Mosin 01-28-2013 08:31 PM

Patents applied for most certainly exist! There is a national archived database of all patent applications from when the national patent office was established. This process was digitized recently, and is kept on file to settle any and all disputes arising from any claim of patent infringement.

Sice you're dealing with a firearms patent application, you will need to search patent application form F. You can pay someone to do this for you, for a fee of $50 (USD), or you can do it yourself. Sadly, these forms are not currently available for download, as they havent been digitized as of yet. Due to it being a rather older patent application. The famous ones (The lightbulb, for example) have been digitized for research, and due to high demand.
I doubt this is the case, unless it was a famous firearm patent application, like a Schofield revolver.

Never the less, you can still call (800) 265-8756, and speak to the patent processing clerk in Martinsburg, West Virginia. Tell him the form F is what you are looking for, tell them it is a revolver, then give them the last name of the patent applicant. From there, they can trace the patent and mail you a hard copy of the actual patent application.
The hard copy will run you anywhere from $100-$200 (USD), and may take up to 3 weeks to be delivered to your house.

Finally, I don't know what the hell I'm talking about, and just wanted to type a bunch of jibberish, that sounded cool. Sorry dude....

MoreAltitude 01-28-2013 09:18 PM

Quote:

Originally Posted by Mosin
Patents applied for most certainly exist! There is a national archived database of all patent applications from when the national patent office was established. This process was digitized recently, and is kept on file to settle any and all disputes arising from any claim of patent infringement.

Sice you're dealing with a firearms patent application, you will need to search patent application form F. You can pay someone to do this for you, for a fee of $50 (USD), or you can do it yourself. Sadly, these forms are not currently available for download, as they havent been digitized as of yet. Due to it being a rather older patent application. The famous ones (The lightbulb, for example) have been digitized for research, and due to high demand.
I doubt this is the case, unless it was a famous firearm patent application, like a Schofield revolver.

Never the less, you can still call (800) 265-8756, and speak to the patent processing clerk in Martinsburg, West Virginia. Tell him the form F is what you are looking for, tell them it is a revolver, then give them the last name of the patent applicant. From there, they can trace the patent and mail you a hard copy of the actual patent application.
The hard copy will run you anywhere from $100-$200 (USD), and may take up to 3 weeks to be delivered to your house.

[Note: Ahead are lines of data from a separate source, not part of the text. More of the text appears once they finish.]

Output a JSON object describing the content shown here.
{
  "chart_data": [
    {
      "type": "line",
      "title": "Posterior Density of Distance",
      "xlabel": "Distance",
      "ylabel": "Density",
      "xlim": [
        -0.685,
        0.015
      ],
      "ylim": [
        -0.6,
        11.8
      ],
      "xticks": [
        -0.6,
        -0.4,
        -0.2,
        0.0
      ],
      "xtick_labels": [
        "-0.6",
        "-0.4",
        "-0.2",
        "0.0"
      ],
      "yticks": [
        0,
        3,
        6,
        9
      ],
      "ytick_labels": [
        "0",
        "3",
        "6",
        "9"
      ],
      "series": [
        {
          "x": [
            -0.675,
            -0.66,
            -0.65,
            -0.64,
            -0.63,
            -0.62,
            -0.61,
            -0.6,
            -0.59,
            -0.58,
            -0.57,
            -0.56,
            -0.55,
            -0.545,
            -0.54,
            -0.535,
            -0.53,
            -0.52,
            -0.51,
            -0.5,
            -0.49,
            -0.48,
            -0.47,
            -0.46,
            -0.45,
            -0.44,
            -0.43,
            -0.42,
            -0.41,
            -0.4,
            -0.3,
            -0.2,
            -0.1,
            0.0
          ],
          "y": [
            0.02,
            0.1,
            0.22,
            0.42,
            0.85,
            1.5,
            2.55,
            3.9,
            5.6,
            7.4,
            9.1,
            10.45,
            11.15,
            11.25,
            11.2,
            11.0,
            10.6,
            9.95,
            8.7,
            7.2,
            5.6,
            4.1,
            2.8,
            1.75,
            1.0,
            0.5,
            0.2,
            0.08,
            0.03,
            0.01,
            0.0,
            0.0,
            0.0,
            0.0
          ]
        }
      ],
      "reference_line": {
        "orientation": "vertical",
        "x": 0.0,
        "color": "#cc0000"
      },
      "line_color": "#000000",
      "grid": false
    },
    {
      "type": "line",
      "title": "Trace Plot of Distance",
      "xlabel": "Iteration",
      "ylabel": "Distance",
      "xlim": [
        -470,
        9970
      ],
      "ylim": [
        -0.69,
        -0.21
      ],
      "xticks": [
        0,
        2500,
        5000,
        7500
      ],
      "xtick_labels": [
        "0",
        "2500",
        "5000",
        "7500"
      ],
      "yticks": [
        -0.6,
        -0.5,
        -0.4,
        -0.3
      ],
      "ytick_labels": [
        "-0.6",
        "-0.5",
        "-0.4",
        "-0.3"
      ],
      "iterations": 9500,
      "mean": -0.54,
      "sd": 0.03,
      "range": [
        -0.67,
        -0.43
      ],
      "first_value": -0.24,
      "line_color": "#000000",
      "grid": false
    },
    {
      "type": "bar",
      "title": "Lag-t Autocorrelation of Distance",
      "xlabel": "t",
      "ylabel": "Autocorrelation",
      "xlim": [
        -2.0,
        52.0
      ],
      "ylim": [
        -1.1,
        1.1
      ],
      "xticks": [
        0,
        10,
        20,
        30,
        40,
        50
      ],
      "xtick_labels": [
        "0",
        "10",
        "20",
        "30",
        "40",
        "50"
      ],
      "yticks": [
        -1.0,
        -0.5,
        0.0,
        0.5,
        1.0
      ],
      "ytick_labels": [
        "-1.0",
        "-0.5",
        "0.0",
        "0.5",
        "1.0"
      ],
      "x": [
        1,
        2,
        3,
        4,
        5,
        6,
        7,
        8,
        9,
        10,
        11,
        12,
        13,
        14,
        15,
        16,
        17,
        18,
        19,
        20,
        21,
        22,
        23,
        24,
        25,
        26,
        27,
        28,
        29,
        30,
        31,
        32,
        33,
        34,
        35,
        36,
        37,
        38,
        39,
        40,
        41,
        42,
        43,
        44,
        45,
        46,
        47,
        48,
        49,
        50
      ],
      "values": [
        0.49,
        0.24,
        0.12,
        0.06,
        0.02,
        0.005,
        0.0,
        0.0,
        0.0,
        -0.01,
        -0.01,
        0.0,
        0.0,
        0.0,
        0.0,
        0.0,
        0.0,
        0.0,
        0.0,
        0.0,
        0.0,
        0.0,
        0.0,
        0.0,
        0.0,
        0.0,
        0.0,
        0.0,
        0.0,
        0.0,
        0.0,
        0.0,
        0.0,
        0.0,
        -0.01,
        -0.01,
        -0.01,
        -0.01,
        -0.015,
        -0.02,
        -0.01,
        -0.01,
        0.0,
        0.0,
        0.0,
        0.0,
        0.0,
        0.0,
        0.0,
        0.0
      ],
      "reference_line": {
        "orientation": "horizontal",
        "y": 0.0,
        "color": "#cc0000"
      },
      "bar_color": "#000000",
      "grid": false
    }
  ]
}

Finally, I don't know what the hell I'm talking about, and just wanted to type a bunch of jibberish, that sounded cool. Sorry dude....

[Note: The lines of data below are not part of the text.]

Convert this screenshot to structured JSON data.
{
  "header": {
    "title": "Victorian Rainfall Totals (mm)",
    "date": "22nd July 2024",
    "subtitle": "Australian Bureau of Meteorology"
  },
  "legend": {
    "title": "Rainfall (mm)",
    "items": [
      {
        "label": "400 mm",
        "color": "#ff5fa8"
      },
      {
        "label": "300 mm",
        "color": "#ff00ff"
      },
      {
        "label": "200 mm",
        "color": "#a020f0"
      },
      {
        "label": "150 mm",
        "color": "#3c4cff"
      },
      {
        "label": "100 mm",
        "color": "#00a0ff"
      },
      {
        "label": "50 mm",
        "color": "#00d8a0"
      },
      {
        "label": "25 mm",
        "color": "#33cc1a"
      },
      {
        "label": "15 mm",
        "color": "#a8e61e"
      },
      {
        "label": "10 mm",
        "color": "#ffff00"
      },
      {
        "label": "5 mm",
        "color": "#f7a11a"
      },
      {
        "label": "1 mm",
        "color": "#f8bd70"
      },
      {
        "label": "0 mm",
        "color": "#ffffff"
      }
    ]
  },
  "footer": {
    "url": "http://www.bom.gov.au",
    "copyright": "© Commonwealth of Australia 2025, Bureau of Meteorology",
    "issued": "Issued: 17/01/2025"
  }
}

Mosin, thank you! You never fail to impress with your knowledge of many a different subject. Hopefully I can return the favor at some point. I will be calling that number tomorrow, thanks again for the helpful jibberish...

Mosin 01-28-2013 10:25 PM

Quote:

Originally Posted by MoreAltitude

Mosin, thank you! You never fail to impress with your knowledge of many a different subject. Hopefully I can return the favor at some point. I will be calling that number tomorrow, thanks again for the helpful jibberish...

Lol! Sorry dude. I'd love to help. I've searched patents online before, but I don't know about antiquated applications.
Honestly, look up the patent office and call them with your question. That's what I'd do.